As well as identifying appropriate trial designs, a key strategy to improve the success of cancer vaccines is to combat the immunosuppressive pathways that are activated by tumours. “Understanding and manipulating these [regulatory] mechanisms are the key needs for cancer immunotherapy,” says Lieping Chen, Professor of Oncology and Dermatology at Johns Hopkins University School of Medicine, Maryland, USA, suggesting that cancer vaccine approaches may benefit from being combined with immune-modulatory strategies that counter immune suppression. “In fact, rational design of a combined cancer immunotherapy is becoming a very important direction of research.”

Such immune-modulatory strategies could include nonspecific immunotherapies, as well as immune-activating antibodies. Interleukin-2, for example, is a general stimulant of T cells that has been approved by the FDA for cancer treatment. It can cause regression of tumours in up to 15% of patients with melanoma and kidney cancer, says Rosenberg.
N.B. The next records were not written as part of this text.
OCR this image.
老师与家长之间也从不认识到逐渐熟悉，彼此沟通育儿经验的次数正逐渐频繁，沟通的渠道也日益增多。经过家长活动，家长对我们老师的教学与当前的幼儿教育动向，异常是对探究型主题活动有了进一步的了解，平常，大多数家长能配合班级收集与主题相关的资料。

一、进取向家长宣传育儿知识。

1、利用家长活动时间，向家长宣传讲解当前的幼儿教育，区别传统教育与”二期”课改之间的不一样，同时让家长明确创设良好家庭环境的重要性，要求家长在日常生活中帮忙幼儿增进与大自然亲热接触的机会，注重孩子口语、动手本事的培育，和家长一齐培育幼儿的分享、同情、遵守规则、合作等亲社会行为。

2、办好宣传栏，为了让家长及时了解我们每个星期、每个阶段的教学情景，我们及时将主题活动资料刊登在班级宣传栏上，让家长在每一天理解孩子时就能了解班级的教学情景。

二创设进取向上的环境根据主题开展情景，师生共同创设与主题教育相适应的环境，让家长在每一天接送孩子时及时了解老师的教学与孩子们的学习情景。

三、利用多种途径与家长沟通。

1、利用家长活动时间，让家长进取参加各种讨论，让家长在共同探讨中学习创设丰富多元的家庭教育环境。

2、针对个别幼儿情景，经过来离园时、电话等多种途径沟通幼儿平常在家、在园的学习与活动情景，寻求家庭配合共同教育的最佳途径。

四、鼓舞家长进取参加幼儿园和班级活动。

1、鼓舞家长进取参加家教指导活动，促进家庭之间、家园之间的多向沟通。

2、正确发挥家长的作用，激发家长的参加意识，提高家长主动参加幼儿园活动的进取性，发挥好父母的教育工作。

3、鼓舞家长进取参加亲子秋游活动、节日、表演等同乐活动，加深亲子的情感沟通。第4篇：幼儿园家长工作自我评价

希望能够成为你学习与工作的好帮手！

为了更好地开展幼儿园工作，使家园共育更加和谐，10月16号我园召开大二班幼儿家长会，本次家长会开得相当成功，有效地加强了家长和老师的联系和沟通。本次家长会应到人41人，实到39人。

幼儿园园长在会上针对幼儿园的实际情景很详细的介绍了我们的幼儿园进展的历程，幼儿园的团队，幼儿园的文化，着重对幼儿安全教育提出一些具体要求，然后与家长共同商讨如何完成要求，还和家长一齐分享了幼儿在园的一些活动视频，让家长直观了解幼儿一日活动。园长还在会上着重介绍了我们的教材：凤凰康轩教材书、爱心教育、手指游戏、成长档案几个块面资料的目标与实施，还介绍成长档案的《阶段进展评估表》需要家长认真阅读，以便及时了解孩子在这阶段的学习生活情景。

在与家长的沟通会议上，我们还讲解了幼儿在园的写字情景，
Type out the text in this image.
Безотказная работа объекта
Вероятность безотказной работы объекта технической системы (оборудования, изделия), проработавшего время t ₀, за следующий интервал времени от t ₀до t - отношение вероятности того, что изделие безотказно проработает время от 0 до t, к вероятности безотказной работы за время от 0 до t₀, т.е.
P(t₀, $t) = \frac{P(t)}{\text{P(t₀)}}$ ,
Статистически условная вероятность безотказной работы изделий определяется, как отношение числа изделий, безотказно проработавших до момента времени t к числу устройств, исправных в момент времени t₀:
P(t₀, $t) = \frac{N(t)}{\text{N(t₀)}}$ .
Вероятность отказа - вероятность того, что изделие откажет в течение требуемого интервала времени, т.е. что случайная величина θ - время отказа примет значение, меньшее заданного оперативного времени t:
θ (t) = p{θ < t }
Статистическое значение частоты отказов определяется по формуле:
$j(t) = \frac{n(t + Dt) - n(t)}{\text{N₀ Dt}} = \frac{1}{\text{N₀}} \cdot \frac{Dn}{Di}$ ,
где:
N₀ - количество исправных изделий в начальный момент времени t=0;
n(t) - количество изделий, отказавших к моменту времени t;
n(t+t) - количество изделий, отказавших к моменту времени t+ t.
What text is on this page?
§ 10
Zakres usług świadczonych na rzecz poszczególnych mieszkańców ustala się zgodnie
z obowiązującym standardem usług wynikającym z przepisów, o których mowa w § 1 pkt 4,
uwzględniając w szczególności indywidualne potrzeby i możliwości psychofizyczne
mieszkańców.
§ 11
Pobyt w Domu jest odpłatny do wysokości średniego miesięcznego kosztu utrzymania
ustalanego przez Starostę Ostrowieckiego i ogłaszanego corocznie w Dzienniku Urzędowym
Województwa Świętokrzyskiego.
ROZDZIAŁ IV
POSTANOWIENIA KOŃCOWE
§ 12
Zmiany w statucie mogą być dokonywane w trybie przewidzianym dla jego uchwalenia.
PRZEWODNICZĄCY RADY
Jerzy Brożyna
One example of an immune-activating antibody is ipilimumab (Medarex/Bristol–Myers Squibb), a cytotoxic T lymphocyte-associated antigen 4 (CTLA4)-specific antibody that is currently in a Phase III trial in combination with the cancer vaccine MDX-1379. “The rationale for using a CTLA4-specific antibody is that it is thought to block the negative regulatory role of the immune system,” says Chen. Other antibodies that can manipulate regulatory pathways or checkpoints of immune responses are also being explored, he adds (see page 688).

Whichever approach researchers, clinicians and sponsors take with future cancer vaccine development, Gilboa offers the following advice: “We have to identify the best antigen to vaccinate against; we have to identify the best way to vaccinate; and we have to optimize the schedule and the dose,” he says. “If you optimize only one of these three aspects, clinical trials will still fail.”